L'altro fattore che limita la creatività comunicativa dei diessini, è stato l'abbondare di feste, meeting, scuole politiche tenute contemporaneamente o poco prima della festa dell'Unità. Persino la Margherita ha fatto una festa a Porto Santo Stefano: piccolina, clandestina ma con 67 dibattiti e naturalmente gli immancabili Ezio Mauro e Paolo Mieli. Gore Vidal ha scritto, qualche anno fa, un romanzo (Duluth) in cui i protagonisti man mano si trasformano da poliziotti in barboni poi in bancari, da infermiere diventano detective poi ballerine. Il romanzo è una satira degli attori che nelle successive serie di telefilm assumono prima un ruolo, poi un altro e infine uno nuovo ancora, confondendo così in modo irrimediabile l'immaginario dei telespettatori. Così avviene con le feste di settembre: dove Pierferdinando Casini ha attaccato Silvio Berlusconi ed è stato incoronato vero leader del centrodestra: in una festa della Margherita, in quella dell'Unità, a Telese? E rispondendo a chi: a Massimo D'Alema, a Clemente Mastella o a Francesco Rutelli? In quale festa Rutelli ha fatto pace con Prodi e in quale ha rotto? In un confronto politico così insalsicciato, è evidente come l'originalità di un tempo delle Feste dell'Unità si perda inevitabilmente.

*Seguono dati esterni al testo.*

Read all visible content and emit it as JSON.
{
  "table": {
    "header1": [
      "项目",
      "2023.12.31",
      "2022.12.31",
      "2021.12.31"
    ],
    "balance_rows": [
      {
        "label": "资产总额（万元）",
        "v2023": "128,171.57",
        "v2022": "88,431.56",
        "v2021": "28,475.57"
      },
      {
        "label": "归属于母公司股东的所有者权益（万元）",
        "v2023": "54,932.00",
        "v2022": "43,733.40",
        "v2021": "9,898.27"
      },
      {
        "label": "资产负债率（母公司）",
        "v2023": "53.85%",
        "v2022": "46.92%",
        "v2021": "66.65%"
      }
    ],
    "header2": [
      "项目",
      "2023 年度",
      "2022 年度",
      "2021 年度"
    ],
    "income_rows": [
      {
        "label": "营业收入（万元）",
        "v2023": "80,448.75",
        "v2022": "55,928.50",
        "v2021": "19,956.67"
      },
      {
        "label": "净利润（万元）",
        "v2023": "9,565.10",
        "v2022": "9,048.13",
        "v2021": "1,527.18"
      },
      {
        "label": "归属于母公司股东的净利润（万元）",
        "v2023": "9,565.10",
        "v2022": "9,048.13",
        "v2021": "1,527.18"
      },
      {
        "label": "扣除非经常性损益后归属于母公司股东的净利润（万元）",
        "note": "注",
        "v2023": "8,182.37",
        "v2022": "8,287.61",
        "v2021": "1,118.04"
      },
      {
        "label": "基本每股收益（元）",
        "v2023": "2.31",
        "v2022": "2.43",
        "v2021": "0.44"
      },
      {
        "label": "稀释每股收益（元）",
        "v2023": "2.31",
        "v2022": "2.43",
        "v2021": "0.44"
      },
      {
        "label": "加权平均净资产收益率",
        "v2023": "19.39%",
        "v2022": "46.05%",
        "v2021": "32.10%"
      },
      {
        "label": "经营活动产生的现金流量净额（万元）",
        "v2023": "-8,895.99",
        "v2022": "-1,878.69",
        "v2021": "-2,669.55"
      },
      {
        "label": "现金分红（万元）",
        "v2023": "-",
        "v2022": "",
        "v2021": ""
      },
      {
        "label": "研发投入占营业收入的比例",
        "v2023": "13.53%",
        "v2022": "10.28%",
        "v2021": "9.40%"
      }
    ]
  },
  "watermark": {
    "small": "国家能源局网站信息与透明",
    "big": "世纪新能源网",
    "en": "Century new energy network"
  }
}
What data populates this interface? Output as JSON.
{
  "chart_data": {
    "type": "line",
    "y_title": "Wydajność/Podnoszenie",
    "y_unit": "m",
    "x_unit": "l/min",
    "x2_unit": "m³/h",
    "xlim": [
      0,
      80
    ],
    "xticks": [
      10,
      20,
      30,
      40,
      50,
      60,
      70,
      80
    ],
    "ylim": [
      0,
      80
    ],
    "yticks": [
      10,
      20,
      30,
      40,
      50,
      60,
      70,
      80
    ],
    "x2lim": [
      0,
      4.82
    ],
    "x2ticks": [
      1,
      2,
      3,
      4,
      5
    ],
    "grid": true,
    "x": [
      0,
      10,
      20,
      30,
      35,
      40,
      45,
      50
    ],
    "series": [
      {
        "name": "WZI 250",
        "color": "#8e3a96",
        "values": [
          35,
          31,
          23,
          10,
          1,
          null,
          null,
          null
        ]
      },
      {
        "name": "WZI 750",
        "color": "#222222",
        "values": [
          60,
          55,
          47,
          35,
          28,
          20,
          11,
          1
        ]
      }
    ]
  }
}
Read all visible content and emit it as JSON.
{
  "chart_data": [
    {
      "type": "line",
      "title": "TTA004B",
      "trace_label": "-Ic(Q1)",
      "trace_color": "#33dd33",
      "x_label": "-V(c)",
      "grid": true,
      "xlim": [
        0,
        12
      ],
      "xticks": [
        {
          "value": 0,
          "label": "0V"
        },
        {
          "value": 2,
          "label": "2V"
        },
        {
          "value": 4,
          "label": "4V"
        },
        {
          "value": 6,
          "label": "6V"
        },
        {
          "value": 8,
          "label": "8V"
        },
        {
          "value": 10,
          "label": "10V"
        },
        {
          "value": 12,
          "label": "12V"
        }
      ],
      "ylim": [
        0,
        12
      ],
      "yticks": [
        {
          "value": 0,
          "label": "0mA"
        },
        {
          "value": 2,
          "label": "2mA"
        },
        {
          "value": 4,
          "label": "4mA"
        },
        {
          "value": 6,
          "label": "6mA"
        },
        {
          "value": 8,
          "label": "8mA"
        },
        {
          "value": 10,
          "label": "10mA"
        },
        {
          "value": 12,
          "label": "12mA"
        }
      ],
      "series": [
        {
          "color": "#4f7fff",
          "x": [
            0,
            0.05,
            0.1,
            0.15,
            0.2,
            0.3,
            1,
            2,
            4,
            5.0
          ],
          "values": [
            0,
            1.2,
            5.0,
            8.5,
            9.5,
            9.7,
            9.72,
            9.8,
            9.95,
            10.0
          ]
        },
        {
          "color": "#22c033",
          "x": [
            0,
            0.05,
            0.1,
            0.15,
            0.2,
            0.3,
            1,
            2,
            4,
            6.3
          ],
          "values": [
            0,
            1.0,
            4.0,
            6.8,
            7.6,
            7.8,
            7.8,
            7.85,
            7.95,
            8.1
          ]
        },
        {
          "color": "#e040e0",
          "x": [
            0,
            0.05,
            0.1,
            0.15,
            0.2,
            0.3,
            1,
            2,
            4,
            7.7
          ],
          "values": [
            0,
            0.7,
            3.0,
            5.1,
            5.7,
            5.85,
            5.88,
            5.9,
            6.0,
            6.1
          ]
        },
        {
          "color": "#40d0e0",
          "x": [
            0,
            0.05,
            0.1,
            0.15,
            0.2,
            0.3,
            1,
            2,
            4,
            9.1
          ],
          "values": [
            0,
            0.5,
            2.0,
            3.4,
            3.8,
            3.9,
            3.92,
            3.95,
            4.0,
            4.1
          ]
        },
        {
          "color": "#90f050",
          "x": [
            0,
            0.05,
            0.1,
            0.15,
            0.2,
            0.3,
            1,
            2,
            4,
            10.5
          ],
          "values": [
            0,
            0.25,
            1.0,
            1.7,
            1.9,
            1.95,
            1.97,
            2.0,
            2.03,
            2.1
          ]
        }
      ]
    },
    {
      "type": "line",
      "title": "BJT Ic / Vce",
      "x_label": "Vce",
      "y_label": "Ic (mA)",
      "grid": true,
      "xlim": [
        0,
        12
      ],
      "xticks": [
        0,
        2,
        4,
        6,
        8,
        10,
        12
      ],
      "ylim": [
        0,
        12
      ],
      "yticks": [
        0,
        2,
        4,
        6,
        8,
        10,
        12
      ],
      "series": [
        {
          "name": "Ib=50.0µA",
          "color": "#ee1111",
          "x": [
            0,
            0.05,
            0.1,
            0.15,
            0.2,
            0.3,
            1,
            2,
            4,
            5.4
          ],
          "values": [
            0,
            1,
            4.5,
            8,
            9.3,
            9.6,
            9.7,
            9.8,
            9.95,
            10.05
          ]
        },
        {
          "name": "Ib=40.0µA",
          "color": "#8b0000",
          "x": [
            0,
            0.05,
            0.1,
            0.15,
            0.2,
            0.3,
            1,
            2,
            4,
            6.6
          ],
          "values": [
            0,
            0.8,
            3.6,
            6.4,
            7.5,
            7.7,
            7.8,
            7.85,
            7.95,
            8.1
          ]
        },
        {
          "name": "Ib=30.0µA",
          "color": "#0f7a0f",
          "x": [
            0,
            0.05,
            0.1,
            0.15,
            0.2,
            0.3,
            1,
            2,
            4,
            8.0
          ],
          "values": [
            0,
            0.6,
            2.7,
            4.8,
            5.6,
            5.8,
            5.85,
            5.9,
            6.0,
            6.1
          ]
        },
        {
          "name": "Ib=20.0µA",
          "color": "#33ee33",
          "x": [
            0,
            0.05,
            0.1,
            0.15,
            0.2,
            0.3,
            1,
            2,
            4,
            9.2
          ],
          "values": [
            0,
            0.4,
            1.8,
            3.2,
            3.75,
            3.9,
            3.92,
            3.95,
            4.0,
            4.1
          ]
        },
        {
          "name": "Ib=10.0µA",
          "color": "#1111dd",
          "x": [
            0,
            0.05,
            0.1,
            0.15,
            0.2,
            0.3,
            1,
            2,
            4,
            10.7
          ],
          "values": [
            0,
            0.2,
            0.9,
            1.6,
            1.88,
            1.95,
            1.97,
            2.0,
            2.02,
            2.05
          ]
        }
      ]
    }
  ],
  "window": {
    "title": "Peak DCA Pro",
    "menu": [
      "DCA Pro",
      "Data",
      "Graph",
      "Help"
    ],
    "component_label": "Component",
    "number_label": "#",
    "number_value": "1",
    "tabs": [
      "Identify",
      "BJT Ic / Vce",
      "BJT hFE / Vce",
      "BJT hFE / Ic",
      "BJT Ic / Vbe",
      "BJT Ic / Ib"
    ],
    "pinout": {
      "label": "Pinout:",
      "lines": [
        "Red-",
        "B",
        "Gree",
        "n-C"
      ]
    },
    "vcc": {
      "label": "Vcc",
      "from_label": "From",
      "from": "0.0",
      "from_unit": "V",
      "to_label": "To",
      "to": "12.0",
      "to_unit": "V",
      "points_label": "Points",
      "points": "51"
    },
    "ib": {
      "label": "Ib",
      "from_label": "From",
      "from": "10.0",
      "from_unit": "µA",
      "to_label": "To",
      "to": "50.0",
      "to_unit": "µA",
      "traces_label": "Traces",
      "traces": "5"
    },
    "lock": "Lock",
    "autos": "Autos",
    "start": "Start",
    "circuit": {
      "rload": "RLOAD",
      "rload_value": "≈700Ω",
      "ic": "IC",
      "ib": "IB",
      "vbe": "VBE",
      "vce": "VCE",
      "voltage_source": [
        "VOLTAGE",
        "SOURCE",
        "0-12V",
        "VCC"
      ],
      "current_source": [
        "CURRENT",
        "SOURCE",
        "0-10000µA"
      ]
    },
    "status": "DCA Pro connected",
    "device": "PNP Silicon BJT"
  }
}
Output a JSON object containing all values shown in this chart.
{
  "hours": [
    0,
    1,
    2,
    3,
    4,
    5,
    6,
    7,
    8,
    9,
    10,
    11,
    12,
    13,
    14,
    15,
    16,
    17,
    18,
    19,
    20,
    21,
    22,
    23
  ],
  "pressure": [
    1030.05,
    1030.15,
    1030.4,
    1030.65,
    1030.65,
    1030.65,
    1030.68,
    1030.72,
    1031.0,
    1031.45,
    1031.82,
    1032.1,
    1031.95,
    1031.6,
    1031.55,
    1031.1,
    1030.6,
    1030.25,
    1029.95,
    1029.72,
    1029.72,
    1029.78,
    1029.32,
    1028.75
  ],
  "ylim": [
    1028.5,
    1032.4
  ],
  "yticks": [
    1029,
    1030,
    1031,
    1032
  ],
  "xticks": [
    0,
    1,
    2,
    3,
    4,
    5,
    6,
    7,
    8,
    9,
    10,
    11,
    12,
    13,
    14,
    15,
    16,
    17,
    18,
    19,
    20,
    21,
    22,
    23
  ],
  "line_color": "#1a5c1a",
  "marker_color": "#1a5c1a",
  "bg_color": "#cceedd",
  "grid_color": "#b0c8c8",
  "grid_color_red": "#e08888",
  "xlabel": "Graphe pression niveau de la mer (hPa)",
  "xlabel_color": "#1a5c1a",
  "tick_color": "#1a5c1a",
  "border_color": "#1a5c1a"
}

Tra l'altro a questa «perdita» contribuisce lo stesso segretario ds. Un tempo il segretario del Pci (prima generale o secondo la sigla cominternista gensec, poi nazionale: perché secondo Enrico Berlinguer questa formulazione era più laica) aveva una frequentazione molto misurata della base comunista. Alle feste nazionali appariva al massimo un paio di volte, sempre in giacca e cravatta. Invece Fassino a un certo punto si è insediato in pianta stabile a Milano. E, poi, per vincere un po' il suo tono da timido burocrate piemontese, si è messo a forzare i toni, a roteare gli occhi, a girare in maniche di camicia. Insomma a forza di volere essere, contro la sua natura, caciarone, ultrapresenzialista, svaccato, l'antico apparatchik torinese è diventato sempre più simile a Mastella.

E, di conseguenza, la festa dell'Unità di Milano è apparsa, soprattutto ai telespettatori, quasi una copia di quella di Telese.